Diversa l'impostazione di Picasso. Guernica, che dipingerà in pochissimi giorni (l'inaugurazione del padiglione sarà il 25 maggio), vuole essere un grido di denuncia della guerra, una luce che si accende e rivela la brutalità e l'orrore dell'aggressione fascista alla democrazia spagnola. Picasso pensa l'opera, che prende una intera parete del piano terra del padiglione, come una sorta di sacra rappresentazione, strutturata secondo i canoni dell'arte sacra medievale, come un polittico composto di tre fasce verticali, due laterali più strette, simmetriche, contenenti a sinistra il toro ( simbolo di violenza e bestialità) e a destra un uomo in una casa in fiamme che tende le mani al cielo rappresentato in un urlo senza voce. Le due parti estreme fanno da quinta a quella centrale, più larga, ove è ammassato il maggior numero di personaggi, qui la composizione si organizza su una struttura “a frontone” ispirato ai templi greci che converge verso la lampada a esplicitare lo scopo dell'opera: fare luce sull'orrore.

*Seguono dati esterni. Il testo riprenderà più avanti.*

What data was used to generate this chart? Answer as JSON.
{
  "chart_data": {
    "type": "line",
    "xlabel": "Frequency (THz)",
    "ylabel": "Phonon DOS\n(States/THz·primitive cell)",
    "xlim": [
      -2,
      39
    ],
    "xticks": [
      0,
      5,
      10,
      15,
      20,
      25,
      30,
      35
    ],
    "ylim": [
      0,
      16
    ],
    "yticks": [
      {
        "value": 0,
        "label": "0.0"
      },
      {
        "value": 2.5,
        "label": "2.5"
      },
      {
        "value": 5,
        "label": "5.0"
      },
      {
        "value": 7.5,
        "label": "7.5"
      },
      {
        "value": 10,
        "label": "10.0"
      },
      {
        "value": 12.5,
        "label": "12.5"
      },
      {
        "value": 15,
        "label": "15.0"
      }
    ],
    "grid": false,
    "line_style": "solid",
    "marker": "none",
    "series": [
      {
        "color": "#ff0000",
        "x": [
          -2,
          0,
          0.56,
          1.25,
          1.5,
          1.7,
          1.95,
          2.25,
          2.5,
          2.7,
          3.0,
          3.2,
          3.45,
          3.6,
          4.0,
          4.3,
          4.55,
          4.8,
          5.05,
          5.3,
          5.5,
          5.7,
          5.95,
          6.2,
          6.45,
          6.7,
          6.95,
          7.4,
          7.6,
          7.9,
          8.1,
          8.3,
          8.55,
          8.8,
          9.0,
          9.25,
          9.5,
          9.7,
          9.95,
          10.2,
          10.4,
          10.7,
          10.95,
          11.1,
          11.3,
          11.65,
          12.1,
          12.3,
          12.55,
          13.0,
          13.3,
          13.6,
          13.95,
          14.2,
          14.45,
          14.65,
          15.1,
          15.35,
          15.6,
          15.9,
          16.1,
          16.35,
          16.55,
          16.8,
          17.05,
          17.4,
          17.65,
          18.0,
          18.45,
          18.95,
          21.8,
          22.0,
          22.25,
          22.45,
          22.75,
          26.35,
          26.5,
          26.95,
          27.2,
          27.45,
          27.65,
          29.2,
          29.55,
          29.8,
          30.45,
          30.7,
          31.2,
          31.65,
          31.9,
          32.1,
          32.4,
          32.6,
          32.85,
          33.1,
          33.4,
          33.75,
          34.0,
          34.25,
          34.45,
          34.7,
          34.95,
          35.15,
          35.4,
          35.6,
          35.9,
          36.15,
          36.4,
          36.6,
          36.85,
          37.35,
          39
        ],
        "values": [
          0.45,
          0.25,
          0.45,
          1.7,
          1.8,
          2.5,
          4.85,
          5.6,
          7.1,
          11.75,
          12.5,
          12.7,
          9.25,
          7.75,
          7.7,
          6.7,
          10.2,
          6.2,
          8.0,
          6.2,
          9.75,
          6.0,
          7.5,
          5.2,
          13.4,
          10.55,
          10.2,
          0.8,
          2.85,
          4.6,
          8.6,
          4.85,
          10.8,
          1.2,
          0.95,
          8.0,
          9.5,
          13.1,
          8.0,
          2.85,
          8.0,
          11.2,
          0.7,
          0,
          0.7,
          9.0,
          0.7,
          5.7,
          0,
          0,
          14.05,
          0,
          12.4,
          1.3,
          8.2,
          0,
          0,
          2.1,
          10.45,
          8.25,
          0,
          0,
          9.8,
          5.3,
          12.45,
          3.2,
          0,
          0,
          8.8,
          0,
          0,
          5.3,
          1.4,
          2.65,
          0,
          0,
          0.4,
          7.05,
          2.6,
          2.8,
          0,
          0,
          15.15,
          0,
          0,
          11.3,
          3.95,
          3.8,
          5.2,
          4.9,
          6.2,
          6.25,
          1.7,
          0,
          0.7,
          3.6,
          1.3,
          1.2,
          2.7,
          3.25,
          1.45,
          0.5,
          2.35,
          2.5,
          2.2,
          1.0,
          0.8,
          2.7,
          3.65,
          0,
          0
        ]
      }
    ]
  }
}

All’estrema sinistra una madre lancia al cielo il suo grido straziante mentre stringe fra le mani il cadavere del figlio. Picasso lo definirà un riferimento esplicito alla pietà di Michelangelo. Al vertice un cavallo ferito, simbolo del popolo spagnolo, nitrisce dolorosamente protendendo verso l’alto una lingua aguzza come una scheggia di vetro. Sopra di lui una lampada che illumina la scena e rende evidente ciò che sta accadendo. Da una finestra una figura femminile sporge una lampada. E' un omaggio e una dedica a Dora Maar che per prima ha aperto gli occhi del pittore sull'orrore di Guernica e ad insistere perchè si prendesse posizione. Ovunque sono morte e distruzione, sottolineate da un disegno duro e quasi tagliente. All’angolo inferiore destro una donna in ginocchio tende le braccia al cielo. Al suolo, tra le macerie, si assiste all’orrore dei cadaveri straziati.


Esattamente al centro del dipinto una mano serra ancora una spada spezzata, da cui germoglia un fiore: è l'unico segno di speranza, ma da il senso profondo dell'opera. Occorre far luce sull'orrore, squarciare le tenebre che coprono la violenza e la vogliono rendere invisibile e impunita. Solo così può risorgere dalle rovine e dalla morte il fiore della libertà e della pace. Questo è il compito dell'artista: fare luce, rappresentare l'indicibile, lasciare aperta una via alla speranza.

“Io – affermerà anni più tardi Picasso - non ho mai considerato la pittura come un’arte di puro piacere, di distrazione. Io ho voluto con il disegno e col colore, dato che sono le mie armi, penetrare sempre più nella coscienza degli uomini e del mondo, affinché questa coscienza ci liberi ogni giorno di più”.